The White House said US Customs and Border Protection ordered officers to immediately detain shipments containing silica-based products from Hoshine Silicon Industry Co. and its subsidiaries. Hoshine is the world's top producer of metallurgical-grade silicon, or silicon metal, according to the Critical Raw Materials Alliance. Silicon metal is a key ingredient in polysilicon, which, in turn, is an essential feedstock in most solar panels.
"The fact is, we do not have transparency into supply chains in the Xinjiang region, and there is too much risk in operating there," John Smirnow, general counsel and vice president of market strategy at SEIA, said in a statement.

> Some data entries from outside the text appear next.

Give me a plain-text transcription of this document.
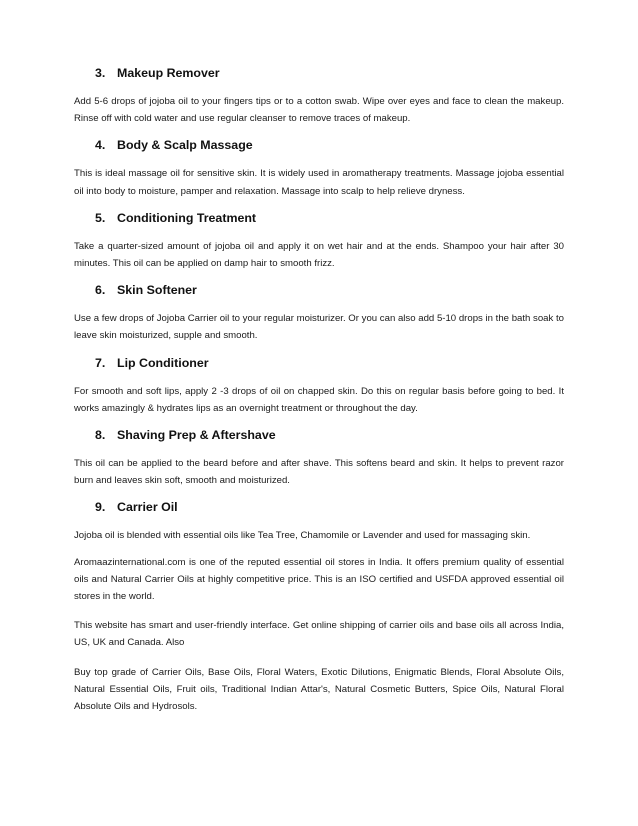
3. Makeup Remover

Add 5-6 drops of jojoba oil to your fingers tips or to a cotton swab. Wipe over eyes and face to clean the makeup. Rinse off with cold water and use regular cleanser to remove traces of makeup.

4. Body & Scalp Massage

This is ideal massage oil for sensitive skin. It is widely used in aromatherapy treatments. Massage jojoba essential oil into body to moisture, pamper and relaxation. Massage into scalp to help relieve dryness.

5. Conditioning Treatment

Take a quarter-sized amount of jojoba oil and apply it on wet hair and at the ends. Shampoo your hair after 30 minutes. This oil can be applied on damp hair to smooth frizz.

6. Skin Softener

Use a few drops of Jojoba Carrier oil to your regular moisturizer. Or you can also add 5-10 drops in the bath soak to leave skin moisturized, supple and smooth.

7. Lip Conditioner

For smooth and soft lips, apply 2 -3 drops of oil on chapped skin. Do this on regular basis before going to bed. It works amazingly & hydrates lips as an overnight treatment or throughout the day.

8. Shaving Prep & Aftershave

This oil can be applied to the beard before and after shave. This softens beard and skin. It helps to prevent razor burn and leaves skin soft, smooth and moisturized.

9. Carrier Oil

Jojoba oil is blended with essential oils like Tea Tree, Chamomile or Lavender and used for massaging skin.

Aromaazinternational.com is one of the reputed essential oil stores in India. It offers premium quality of essential oils and Natural Carrier Oils at highly competitive price. This is an ISO certified and USFDA approved essential oil stores in the world.

This website has smart and user-friendly interface. Get online shipping of carrier oils and base oils all across India, US, UK and Canada. Also

Buy top grade of Carrier Oils, Base Oils, Floral Waters, Exotic Dilutions, Enigmatic Blends, Floral Absolute Oils, Natural Essential Oils, Fruit oils, Traditional Indian Attar's, Natural Cosmetic Butters, Spice Oils, Natural Floral Absolute Oils and Hydrosols.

"For that reason, in October, we began calling on solar companies to leave the region and we provided them a traceability protocol to help ensure there is not forced labor in the supply chain," Smirnow said.
Philip Shen, a senior research analyst at Roth Capital Partners, said the import restriction could have "a significant negative impact on the whole US solar industry."

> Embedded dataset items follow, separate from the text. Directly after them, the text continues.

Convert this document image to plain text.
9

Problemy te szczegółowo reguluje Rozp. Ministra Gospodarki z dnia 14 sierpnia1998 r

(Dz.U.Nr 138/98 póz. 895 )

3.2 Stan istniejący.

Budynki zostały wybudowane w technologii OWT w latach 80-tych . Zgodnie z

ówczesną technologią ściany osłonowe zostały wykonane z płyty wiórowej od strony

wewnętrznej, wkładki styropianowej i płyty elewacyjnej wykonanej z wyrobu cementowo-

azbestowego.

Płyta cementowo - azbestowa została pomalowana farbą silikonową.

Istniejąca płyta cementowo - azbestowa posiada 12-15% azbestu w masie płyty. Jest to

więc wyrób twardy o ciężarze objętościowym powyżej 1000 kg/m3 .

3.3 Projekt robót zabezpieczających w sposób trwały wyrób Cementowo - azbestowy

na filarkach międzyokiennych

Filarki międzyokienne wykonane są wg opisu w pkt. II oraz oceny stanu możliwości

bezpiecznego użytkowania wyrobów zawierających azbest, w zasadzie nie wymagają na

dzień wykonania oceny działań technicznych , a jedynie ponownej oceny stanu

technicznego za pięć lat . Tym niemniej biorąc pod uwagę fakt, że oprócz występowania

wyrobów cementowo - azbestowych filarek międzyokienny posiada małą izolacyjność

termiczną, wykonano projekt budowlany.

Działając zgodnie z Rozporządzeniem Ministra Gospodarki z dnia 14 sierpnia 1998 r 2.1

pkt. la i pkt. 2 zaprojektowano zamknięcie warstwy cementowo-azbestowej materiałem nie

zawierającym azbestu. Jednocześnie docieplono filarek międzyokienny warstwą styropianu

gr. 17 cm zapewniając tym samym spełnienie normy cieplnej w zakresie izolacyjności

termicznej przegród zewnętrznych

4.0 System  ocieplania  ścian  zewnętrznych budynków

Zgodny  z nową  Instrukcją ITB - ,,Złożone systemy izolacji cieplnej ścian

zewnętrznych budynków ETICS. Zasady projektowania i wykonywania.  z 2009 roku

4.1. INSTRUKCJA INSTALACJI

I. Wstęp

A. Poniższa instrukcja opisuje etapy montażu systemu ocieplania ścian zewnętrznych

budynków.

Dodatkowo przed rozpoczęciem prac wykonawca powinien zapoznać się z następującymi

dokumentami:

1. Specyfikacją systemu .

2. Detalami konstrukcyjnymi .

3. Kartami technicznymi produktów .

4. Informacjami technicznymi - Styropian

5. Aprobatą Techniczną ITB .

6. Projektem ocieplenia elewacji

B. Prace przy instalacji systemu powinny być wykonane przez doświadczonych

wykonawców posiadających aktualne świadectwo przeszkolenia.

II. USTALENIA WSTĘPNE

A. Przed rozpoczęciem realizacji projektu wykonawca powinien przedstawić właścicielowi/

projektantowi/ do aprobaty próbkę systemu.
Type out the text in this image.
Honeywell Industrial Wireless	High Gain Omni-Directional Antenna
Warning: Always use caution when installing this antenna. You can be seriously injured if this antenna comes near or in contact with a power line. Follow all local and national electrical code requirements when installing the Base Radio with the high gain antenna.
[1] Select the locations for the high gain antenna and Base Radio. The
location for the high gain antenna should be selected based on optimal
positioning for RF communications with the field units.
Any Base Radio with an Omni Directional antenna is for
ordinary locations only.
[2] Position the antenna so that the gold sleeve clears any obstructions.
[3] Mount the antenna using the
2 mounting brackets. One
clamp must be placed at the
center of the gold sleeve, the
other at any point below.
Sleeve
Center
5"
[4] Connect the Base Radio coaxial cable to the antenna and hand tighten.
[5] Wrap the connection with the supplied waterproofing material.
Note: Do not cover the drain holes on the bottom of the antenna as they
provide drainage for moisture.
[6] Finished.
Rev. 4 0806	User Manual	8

Supply chain issues aside, companies are finding ways to finance commercial and industrial solar projects in the US.
For example, power generator and project developer Engie bundles a year's worth of commercial solar projects together as a fund and uses that structure to get financing which cuts down on transaction costs, Camelia Miu, acquisitions, investments and financial advisory specialist at Engie, said during the SEIA Tax and Finance Seminar.
The utility-scale solar market "has a huge amount of risk" with hub-settled power purchase agreements that might last only 12 years which leaves 30 years of merchant risk, Ryan Donnelly, vice president of structured finance and strategy at EDF Renewables, said during the SEIA event.
There are some challenges to scaling up the commercial market, "but if you can make it work the revenue streams are incredibly safe compared to grid-scale assets," Donnelly said.
"It has the potential to be an incredibly huge market ... there are a lot of investment-grade offtakers, a lot of good portfolios of projects that developers are bundling up and it's less competitive than the utility-scale market so you can find some really good deals," Miu said.